The padded message m||p is then split into successive 512-bit blocks, which are processed one after the other. SHA-1 uses an internal compression function (that's the traditional term); it also has a running state consisting of five 32-bit words. The compression function takes as input two values of 160 and 512 bits, respectively, and outputs 160 bits. The processing goes like this:

  • The running state is initialized to a fixed, conventional value (which is given in the SHA-1 specification).
  • For each input block, the compression function is evaluated, with as input the current running state, and the input block; the output of the function is the new running state.
  • The running state after processing the last block is the hash output.

So now, the length-extension attack. Suppose that you give me a hash value h, computed over a message m that is unknown to me. I know the length of m, but not its contents. Since I know the length of m, I can easily compute the padding p that you used. Then I imagine a message m', which begins with m||p; that is, m' = m||p||z where z is a sequence of bits that I can choose arbitrarily. I will now proceed to computing the SHA-1 hash of m', even though I do not know part of it (it begins with m, which I do not know).

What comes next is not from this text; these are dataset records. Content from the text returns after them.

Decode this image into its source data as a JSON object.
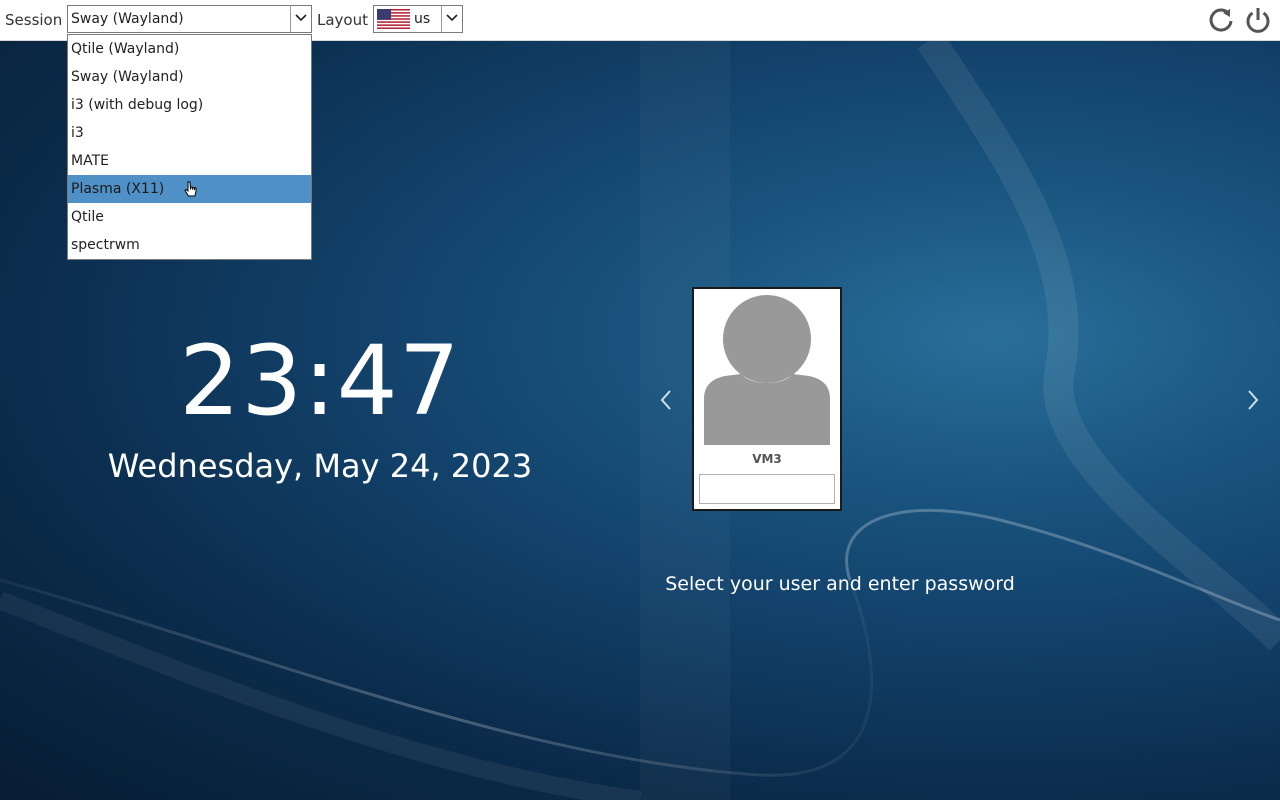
{
  "topbar": {
    "session_label": "Session",
    "session_value": "Sway (Wayland)",
    "layout_label": "Layout",
    "layout_value": "us",
    "reboot_icon": "reboot-icon",
    "shutdown_icon": "power-icon"
  },
  "session_menu": {
    "options": [
      "Qtile (Wayland)",
      "Sway (Wayland)",
      "i3 (with debug log)",
      "i3",
      "MATE",
      "Plasma (X11)",
      "Qtile",
      "spectrwm"
    ],
    "highlighted": "Plasma (X11)"
  },
  "clock": {
    "time": "23:47",
    "date": "Wednesday, May 24, 2023"
  },
  "user": {
    "name": "VM3",
    "password": ""
  },
  "hint": "Select your user and enter password",
  "colors": {
    "highlight": "#4f90c7",
    "background": "#12416a"
  }
}
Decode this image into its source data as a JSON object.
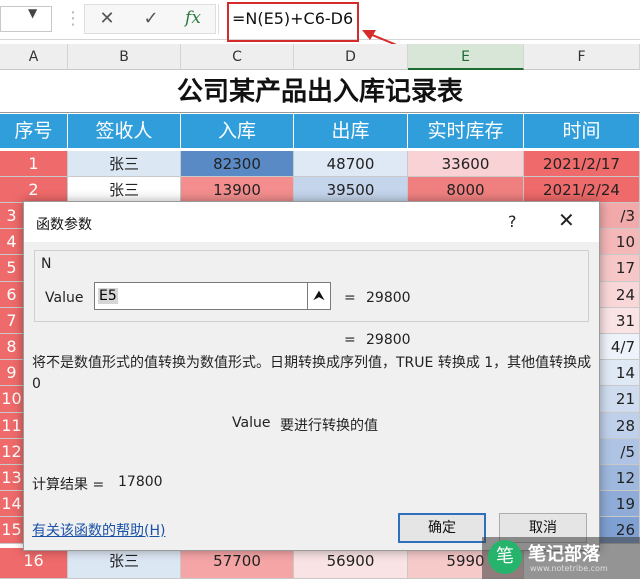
{
  "formula_bar": {
    "name_box": "",
    "cancel_icon": "✕",
    "enter_icon": "✓",
    "fx_label": "fx",
    "formula": "=N(E5)+C6-D6"
  },
  "columns": [
    "A",
    "B",
    "C",
    "D",
    "E",
    "F"
  ],
  "selected_column": "E",
  "sheet": {
    "title": "公司某产品出入库记录表",
    "headers": [
      "序号",
      "签收人",
      "入库",
      "出库",
      "实时库存",
      "时间"
    ],
    "rows": [
      {
        "no": "1",
        "name": "张三",
        "in": "82300",
        "out": "48700",
        "stock": "33600",
        "date": "2021/2/17"
      },
      {
        "no": "2",
        "name": "张三",
        "in": "13900",
        "out": "39500",
        "stock": "8000",
        "date": "2021/2/24"
      }
    ],
    "hidden_row_numbers": [
      "3",
      "4",
      "5",
      "6",
      "7",
      "8",
      "9",
      "10",
      "11",
      "12",
      "13",
      "14",
      "15"
    ],
    "right_edge_fragments": [
      "/3",
      "10",
      "17",
      "24",
      "31",
      "4/7",
      "14",
      "21",
      "28",
      "/5",
      "12",
      "19",
      "26"
    ],
    "last_row": {
      "no": "16",
      "name": "张三",
      "in": "57700",
      "out": "56900",
      "stock": "5990"
    }
  },
  "dialog": {
    "title": "函数参数",
    "help_icon": "?",
    "close_icon": "✕",
    "function_name": "N",
    "arg_label": "Value",
    "arg_input": "E5",
    "arg_collapse_icon": "⮝",
    "eq": "=",
    "arg_value": "29800",
    "result_value": "29800",
    "description": "将不是数值形式的值转换为数值形式。日期转换成序列值，TRUE 转换成 1，其他值转换成 0",
    "arg_desc_name": "Value",
    "arg_desc": "要进行转换的值",
    "calc_label": "计算结果 =",
    "calc_value": "17800",
    "help_link": "有关该函数的帮助(H)",
    "ok": "确定",
    "cancel": "取消"
  },
  "watermark": {
    "logo_icon": "笔",
    "name": "笔记部落",
    "url": "www.notetribe.com"
  },
  "colors": {
    "header_blue": "#2f9edb",
    "row_red": "#ef6a6a",
    "highlight_red": "#d62b2b",
    "selected_col": "#1e6b34"
  }
}
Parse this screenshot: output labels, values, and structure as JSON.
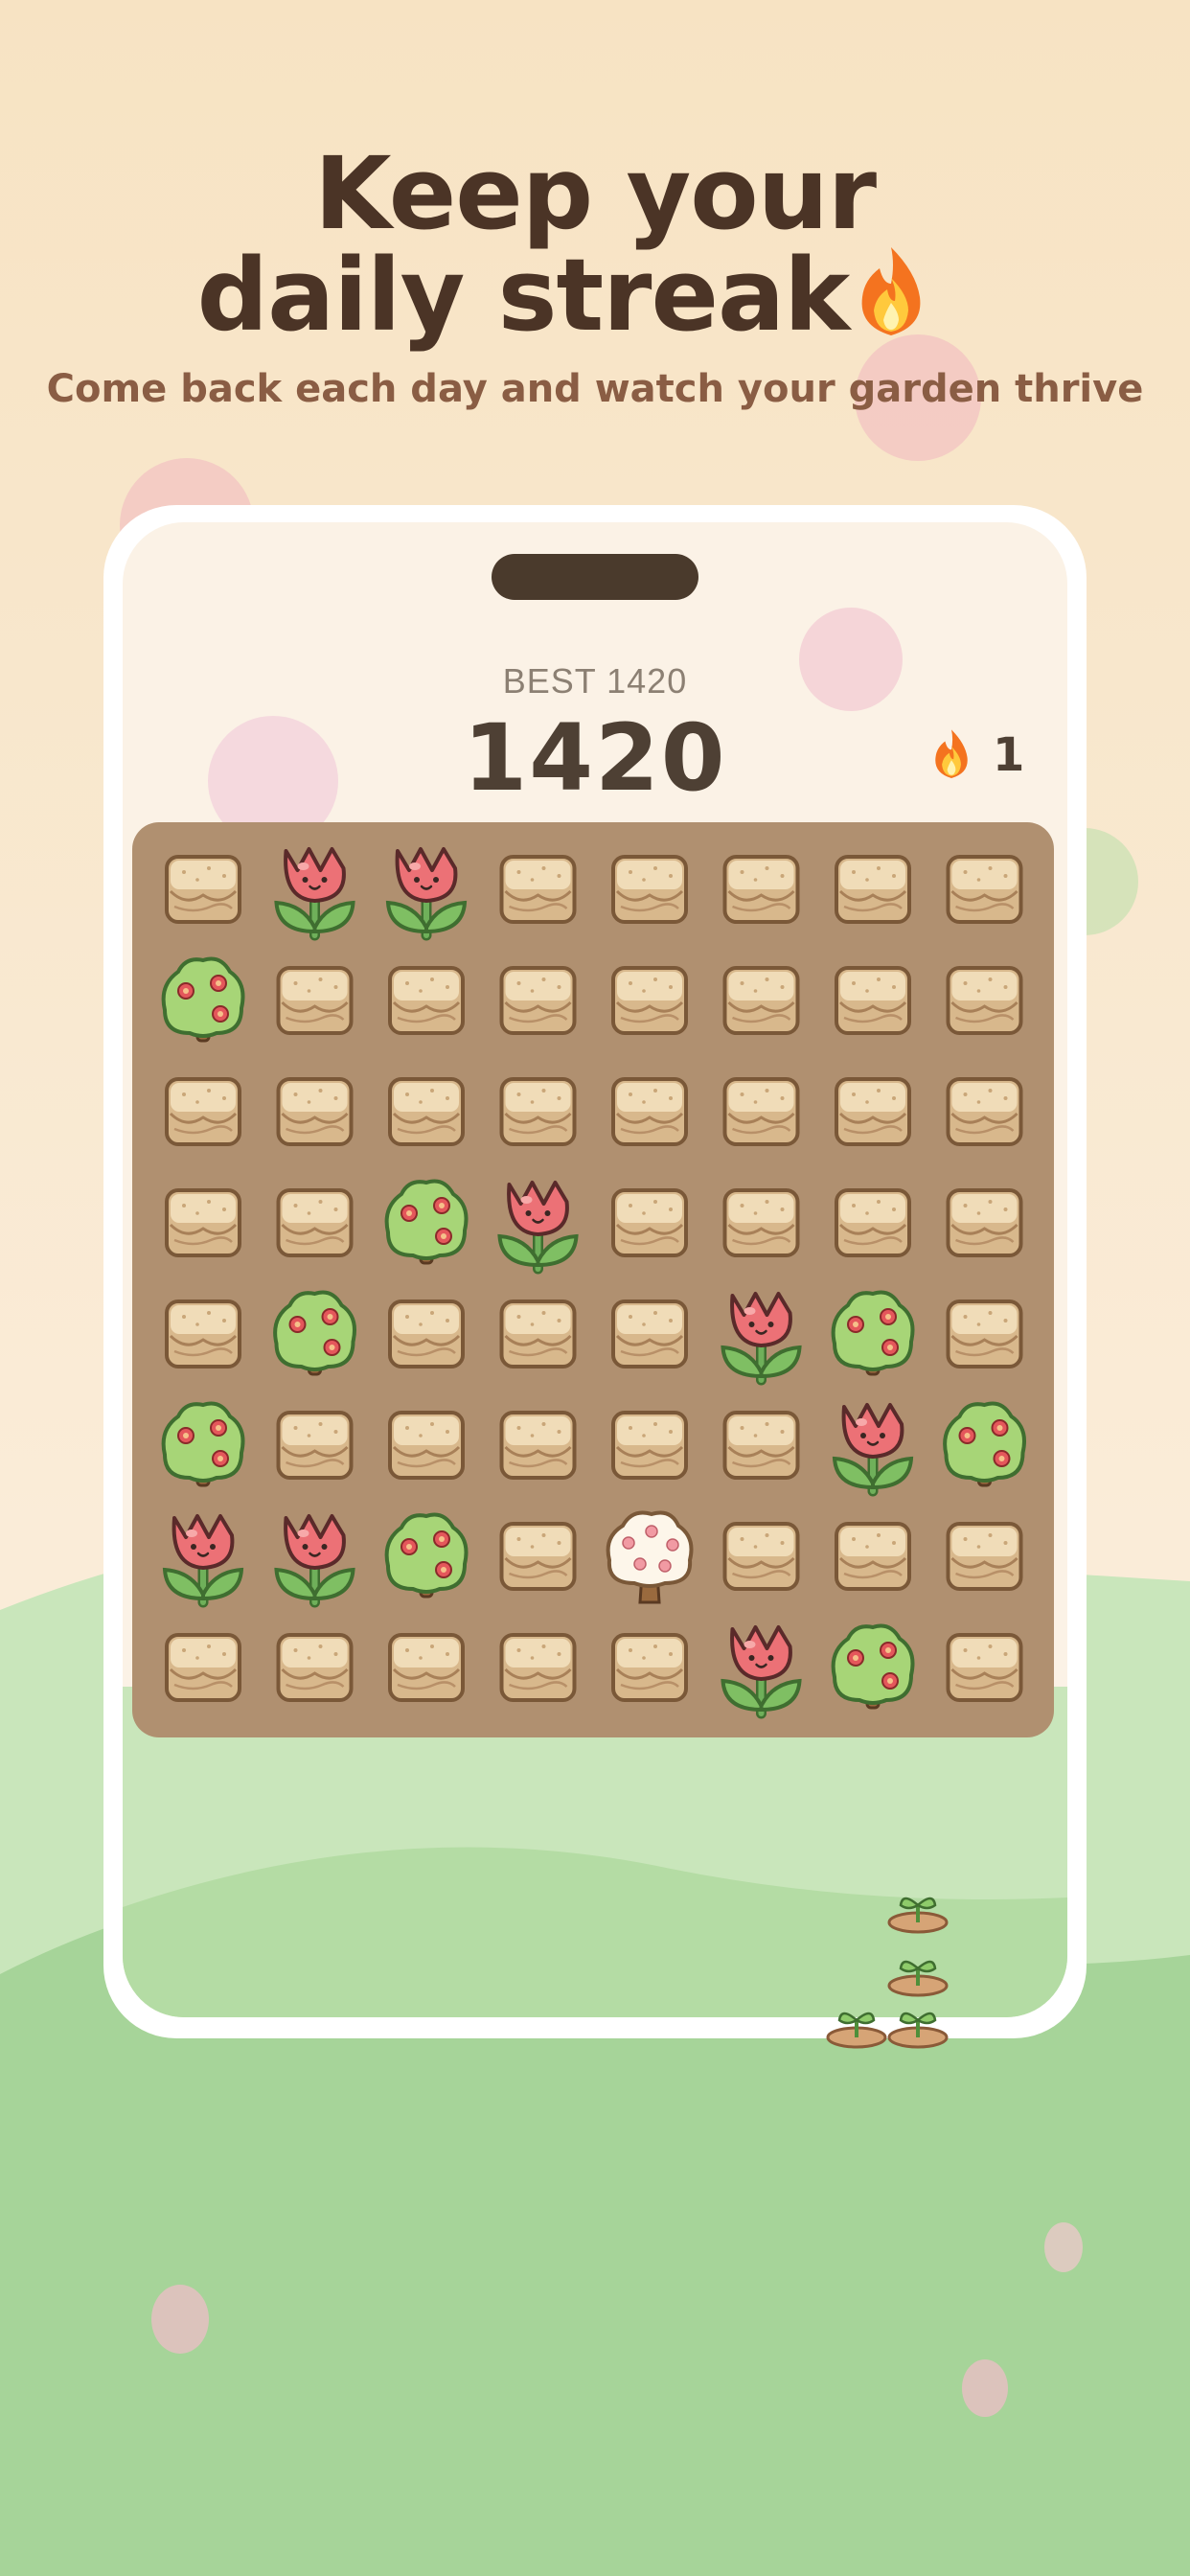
{
  "header": {
    "title_line1": "Keep your",
    "title_line2": "daily streak",
    "title_emoji_icon": "fire-icon",
    "subtitle": "Come back each day and watch your garden thrive"
  },
  "game": {
    "best_label": "BEST 1420",
    "score": "1420",
    "streak_icon": "fire-icon",
    "streak_count": "1",
    "board": {
      "rows": 8,
      "cols": 8,
      "tiles": [
        [
          "dirt",
          "tulip",
          "tulip",
          "dirt",
          "dirt",
          "dirt",
          "dirt",
          "dirt"
        ],
        [
          "bush",
          "dirt",
          "dirt",
          "dirt",
          "dirt",
          "dirt",
          "dirt",
          "dirt"
        ],
        [
          "dirt",
          "dirt",
          "dirt",
          "dirt",
          "dirt",
          "dirt",
          "dirt",
          "dirt"
        ],
        [
          "dirt",
          "dirt",
          "bush",
          "tulip",
          "dirt",
          "dirt",
          "dirt",
          "dirt"
        ],
        [
          "dirt",
          "bush",
          "dirt",
          "dirt",
          "dirt",
          "tulip",
          "bush",
          "dirt"
        ],
        [
          "bush",
          "dirt",
          "dirt",
          "dirt",
          "dirt",
          "dirt",
          "tulip",
          "bush"
        ],
        [
          "tulip",
          "tulip",
          "bush",
          "dirt",
          "tree",
          "dirt",
          "dirt",
          "dirt"
        ],
        [
          "dirt",
          "dirt",
          "dirt",
          "dirt",
          "dirt",
          "tulip",
          "bush",
          "dirt"
        ]
      ]
    },
    "sprouts": [
      "sprout-icon",
      "sprout-icon",
      "sprout-icon",
      "sprout-icon"
    ]
  },
  "colors": {
    "background_top": "#f7e3c3",
    "hill_green": "#a6d499",
    "board_brown": "#b09070",
    "text_dark": "#4b3426",
    "subtitle": "#8a5d44",
    "tulip_red": "#e86a6f",
    "leaf_green": "#6fb05a"
  }
}
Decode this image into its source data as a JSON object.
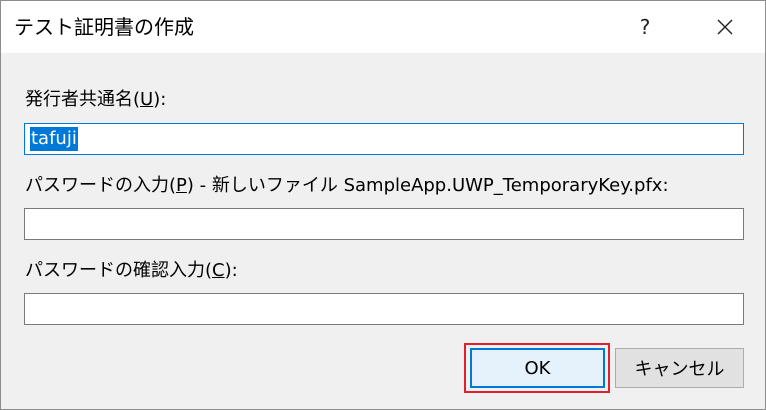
{
  "window": {
    "title": "テスト証明書の作成",
    "help_label": "?",
    "close_icon": "close-icon"
  },
  "common_name": {
    "label_prefix": "発行者共通名(",
    "label_accel": "U",
    "label_suffix": "):",
    "value": "tafuji"
  },
  "password": {
    "label_prefix": "パスワードの入力(",
    "label_accel": "P",
    "label_suffix": ") - 新しいファイル SampleApp.UWP_TemporaryKey.pfx:",
    "value": ""
  },
  "confirm_password": {
    "label_prefix": "パスワードの確認入力(",
    "label_accel": "C",
    "label_suffix": "):",
    "value": ""
  },
  "buttons": {
    "ok_label": "OK",
    "cancel_label": "キャンセル"
  },
  "colors": {
    "accent": "#0078d7",
    "highlight_box": "#e0202a",
    "dialog_bg": "#f0f0f0"
  }
}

When SHA-1 is computed over m', the latter is first padded with p', which depends on the length of m' (which I know). The resulting stream is m||p||z||p'. Then, the 512-bit blocks are processed one by one. I cannot do it for the first blocks, since I do not know m. However, I can imagine myself doing it. At some point, I would reach precisely the end of the p string (since the length of m||p is a multiple of 512). What would be the value of the running state at that point ? Well, that's exactly the hash value h that you gave me ! Therefore, I can stop imagining; I can start my SHA-1 computation of SHA-1(m') right at that point, at the beginning of z, using your hash value h as value for the running state.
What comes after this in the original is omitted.